Powyższa sytuacja powoduje, że w trzynastu regionach świata, które wyróżniono w ramach omawianej analizy [4], w następujących siedmiu zagrożenie bezpieczeństwa energetycznego określono jako:
- główny problem – Azja – Daleki Wschód (Japonia,
Płd. Korea)
- wielki problem – Wschodnia Europa (Ukraina, Białoruś,
kraje rejonu Kaukazu)
- poważny problem
– Południowo-Zachodnia Azja (Pakistan, Afganistan)
– Południowa Azja (Indie, Bangladesz Sri Lanka)
– Wschodnia Azja (Chiny, Płn. Korea, Mongolia)
- rosnący problem
– Zachodnia i Środkowa Europa łącznie z Turcją
– Ameryka Łacińska (kraje na południe od Meksyku)
Tak więc występowanie, w różnym stopniu, problemu bezpieczeństwa energetycznego ma miejsce w krajach zamieszkałych przez ponad 60% ludności świata.
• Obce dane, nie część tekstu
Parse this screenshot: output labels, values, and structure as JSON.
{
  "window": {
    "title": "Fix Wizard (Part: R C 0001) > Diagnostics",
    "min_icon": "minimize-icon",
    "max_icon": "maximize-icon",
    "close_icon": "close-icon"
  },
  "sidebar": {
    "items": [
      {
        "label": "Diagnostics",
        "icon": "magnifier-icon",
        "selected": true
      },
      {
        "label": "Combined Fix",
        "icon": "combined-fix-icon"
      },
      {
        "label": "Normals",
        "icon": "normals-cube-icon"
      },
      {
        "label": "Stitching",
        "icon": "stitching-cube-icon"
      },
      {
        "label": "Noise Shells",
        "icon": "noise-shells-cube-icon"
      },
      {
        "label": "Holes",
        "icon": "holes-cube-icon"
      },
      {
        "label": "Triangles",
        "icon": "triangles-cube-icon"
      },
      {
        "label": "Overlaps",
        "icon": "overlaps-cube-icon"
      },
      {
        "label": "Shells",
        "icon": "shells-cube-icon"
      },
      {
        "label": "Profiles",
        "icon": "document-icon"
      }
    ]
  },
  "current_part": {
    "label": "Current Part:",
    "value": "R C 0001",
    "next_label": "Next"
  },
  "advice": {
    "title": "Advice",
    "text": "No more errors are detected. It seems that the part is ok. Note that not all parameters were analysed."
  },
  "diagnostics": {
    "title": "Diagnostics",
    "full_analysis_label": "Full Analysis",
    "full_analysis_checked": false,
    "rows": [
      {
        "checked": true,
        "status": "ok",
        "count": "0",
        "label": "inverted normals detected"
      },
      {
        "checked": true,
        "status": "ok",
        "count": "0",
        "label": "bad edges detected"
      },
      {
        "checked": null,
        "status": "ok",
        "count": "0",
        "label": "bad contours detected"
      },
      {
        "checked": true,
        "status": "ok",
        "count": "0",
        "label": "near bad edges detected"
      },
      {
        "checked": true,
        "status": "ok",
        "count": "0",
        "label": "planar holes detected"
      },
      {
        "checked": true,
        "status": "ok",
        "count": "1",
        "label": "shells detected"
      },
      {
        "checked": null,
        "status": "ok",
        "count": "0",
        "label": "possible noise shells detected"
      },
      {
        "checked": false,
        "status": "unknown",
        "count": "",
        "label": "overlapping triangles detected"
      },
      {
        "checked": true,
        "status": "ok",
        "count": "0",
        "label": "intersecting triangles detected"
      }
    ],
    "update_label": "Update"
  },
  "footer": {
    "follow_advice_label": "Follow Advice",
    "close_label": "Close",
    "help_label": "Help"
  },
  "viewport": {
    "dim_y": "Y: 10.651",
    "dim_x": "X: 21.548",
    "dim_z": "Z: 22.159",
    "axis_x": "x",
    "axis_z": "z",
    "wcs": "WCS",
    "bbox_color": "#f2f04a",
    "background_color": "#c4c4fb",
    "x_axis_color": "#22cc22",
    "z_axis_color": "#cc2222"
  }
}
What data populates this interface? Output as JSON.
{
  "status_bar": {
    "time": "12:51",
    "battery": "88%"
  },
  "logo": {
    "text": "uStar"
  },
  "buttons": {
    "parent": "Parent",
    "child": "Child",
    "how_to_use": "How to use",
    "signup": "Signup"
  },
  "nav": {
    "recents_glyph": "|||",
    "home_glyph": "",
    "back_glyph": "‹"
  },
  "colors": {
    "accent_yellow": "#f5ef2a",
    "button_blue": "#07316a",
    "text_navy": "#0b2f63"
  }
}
W perspektywie rosnących zagrożeń stabilności dostaw źródeł energii w znacznej części świata energetyka jądrowa stanowi duży potencjał pożądanej dywersyfikacji tych źródeł, wnosząc nowy rodzaj paliwa o dużych zasobach geologicznych, co w połączeniu z wysoką koncentracją energii w tym paliwie może pozwolić na zaspokojenie znacznych potrzeb energetycznych świata w dłuższej perspektywie. Ta wysoka koncentracja energii w uranie, w połączeniu ze specyficzną cechą jądrowego cyklu paliwowego, pozwalającą na wykorzystywanie w drodze recyklizacji izotopów rozszczepialnych plutonu powstałych w drodze przemiany nierozszczepialnych izotopów uranu uzasadnia traktowanie paliwa jądrowego jako quasi-odnawialnego źródła energii.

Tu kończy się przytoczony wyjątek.